Earlier this month, the baton — or the baguette — was passed from Rick Stone, who first opened Beaufort Bread Company on Lady’s Island three years ago, to new owners Eric and Robin Staton.
But don’t worry, everything is expected to stay the same.
“Rick put such a foundation in this business and structured it and set it up for success,” Eric Staton said. “That’s one of the things that attracted us ... it had a very stable staff.”
At first, though, Eric Staton thought about opening a food truck.
“My wife wouldn’t let me,” he said, causing Robin Staton to laugh.
Months before taking over at the cafe, Eric Staton worked with Stone to learn the business and the craft of bread-making.
“I would come down and work with him two days, three days, up to four,” he said.
Though the hours and the menu won’t change, the Statons are thinking about adding a night once a month for gourmet burgers and brats in the spirit of the cafe’s popular flatbread night.
This past weekend, flatbread night was booked solid.
“We broke (Stone’s) record,” Eric Staton said.
Eric Staton worked for 35 years in the hogging industry and said the cafe would also start serving naturally raised pork instead of commodity pork.

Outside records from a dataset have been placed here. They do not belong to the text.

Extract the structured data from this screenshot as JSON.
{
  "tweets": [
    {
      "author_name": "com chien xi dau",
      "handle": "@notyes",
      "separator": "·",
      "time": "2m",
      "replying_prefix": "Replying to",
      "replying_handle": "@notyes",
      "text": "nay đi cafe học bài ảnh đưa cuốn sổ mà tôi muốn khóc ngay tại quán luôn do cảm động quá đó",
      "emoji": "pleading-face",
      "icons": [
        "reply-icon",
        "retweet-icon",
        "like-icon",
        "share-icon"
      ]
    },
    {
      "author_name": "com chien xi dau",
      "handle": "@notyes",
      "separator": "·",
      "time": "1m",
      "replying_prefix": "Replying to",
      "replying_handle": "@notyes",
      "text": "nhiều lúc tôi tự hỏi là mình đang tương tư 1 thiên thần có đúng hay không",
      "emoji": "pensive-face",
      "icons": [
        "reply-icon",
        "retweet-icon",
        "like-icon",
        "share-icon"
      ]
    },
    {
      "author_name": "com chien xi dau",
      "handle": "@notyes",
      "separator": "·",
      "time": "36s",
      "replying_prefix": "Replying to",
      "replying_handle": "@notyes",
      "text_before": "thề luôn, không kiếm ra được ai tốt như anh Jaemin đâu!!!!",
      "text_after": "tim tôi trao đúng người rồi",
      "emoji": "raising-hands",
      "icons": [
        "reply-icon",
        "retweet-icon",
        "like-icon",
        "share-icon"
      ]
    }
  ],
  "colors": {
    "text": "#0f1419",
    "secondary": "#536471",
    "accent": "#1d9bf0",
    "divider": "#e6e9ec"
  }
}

“It has a better taste, a better flavor, a better marble to it,” he said.
The Statons said they hope to have a pastry preview tasting event around the holidays to raise money for charity and that they plan to use the cafe as a way to give back to the community.
“We just think this is a great opportunity to make a difference in the world over time,” Eric Staton said. “We want to be just a very social, active participant.”